Ende Juli 1868 wurde der Pater in Frasnes plötzlich von einer großen Erschöpfung übermannt und war von da an fast völlig ans Bett gefesselt. Zu Weihnachten konnte er noch einmal die Mitternachtsmette zelebrieren, doch er ahnte bereits, dass das seine letzte Messe sein würde. Am nächsten Tag hatte er die Freude, einer Bekehrten aus Cadillac die Ordenstracht einer „Kleinen Schwester« überreichen zu können. In Gesprächen forderte der Pater seine Töchter zu Gottvertrauen auf; einen Einblick in sein Inneres gewährte er durch die Worte: „In mir vollzieht sich eine ewige Anbetung Gottes; sie ist ein einfacher, sich stetig wiederholender und erneuernder Akt meiner Seele, ohne Anfang, ohne Mitte, ohne Ende: Sie ist gleichsam ein Widerschein, ein Licht der Ewigkeit.« Er dankte dem Dominikanerorden für die Jahre, in denen er dessen Habit tragen und so viele Wohltaten empfangen durfte, und vergab den Brüdern, die seine Gründung missbilligt oder gar bekämpft hatten. Als seine Todesstunde nahte, legte er seine Töchter in Anlehnung an die Fürbitte Jesu (vgl. Joh 17) Gott ans Herz, bot sein Leben für sein Bethanien zum Opfer dar und vertraute sein Werk dem hl. Josef an. Am 10. März gab er seine Seele friedlich an Gott zurück.

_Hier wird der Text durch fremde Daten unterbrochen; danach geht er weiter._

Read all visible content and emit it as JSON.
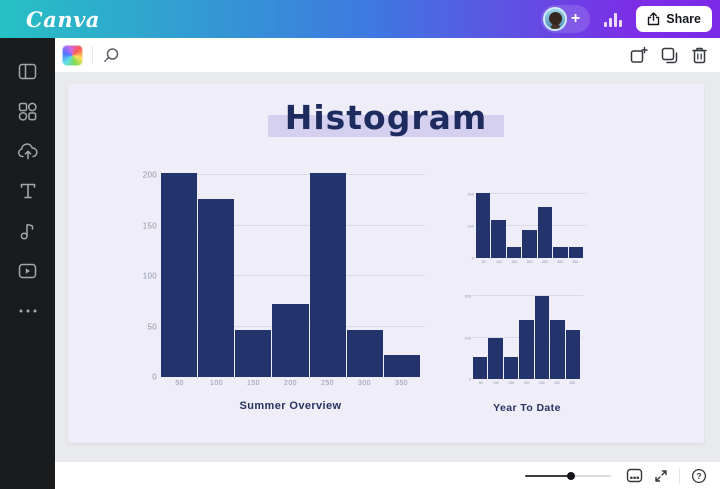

Die kontemplativ lebenden Dominikanerinnen von Bethanien, die Frauen ungeachtet ihrer Vorgeschichte in ihre Reihen aufnehmen, unterhalten heute vier Häuser: zwei in Frankreich, eine in der Schweiz und eine in der Nähe von Turin. Sie betreuen Haftanstalten in der Nähe ihrer Klöster. „Bindemittel« ihres Gemeinschaftslebens ist dem Wunsch Pater Latastes gemäß die auf die Anbetung des Allerheiligsten ausgerichtete Betrachtung der göttlichen Barmherzigkeit. Es wird erwartet, dass Pater Lataste bald seliggesprochen wird, da alle notwendigen Voraussetzungen für eine Seligsprechung erfüllt sind.

Folgen wir der Einladung Pater Latastes und schöpfen wir aus dem eucharistischen Herzen Jesu die göttliche Liebe, die wir brauchen, um uns zugunsten derer zu vergessen, die halbtot am Wegesrand liegen (vgl. Lk 10,30).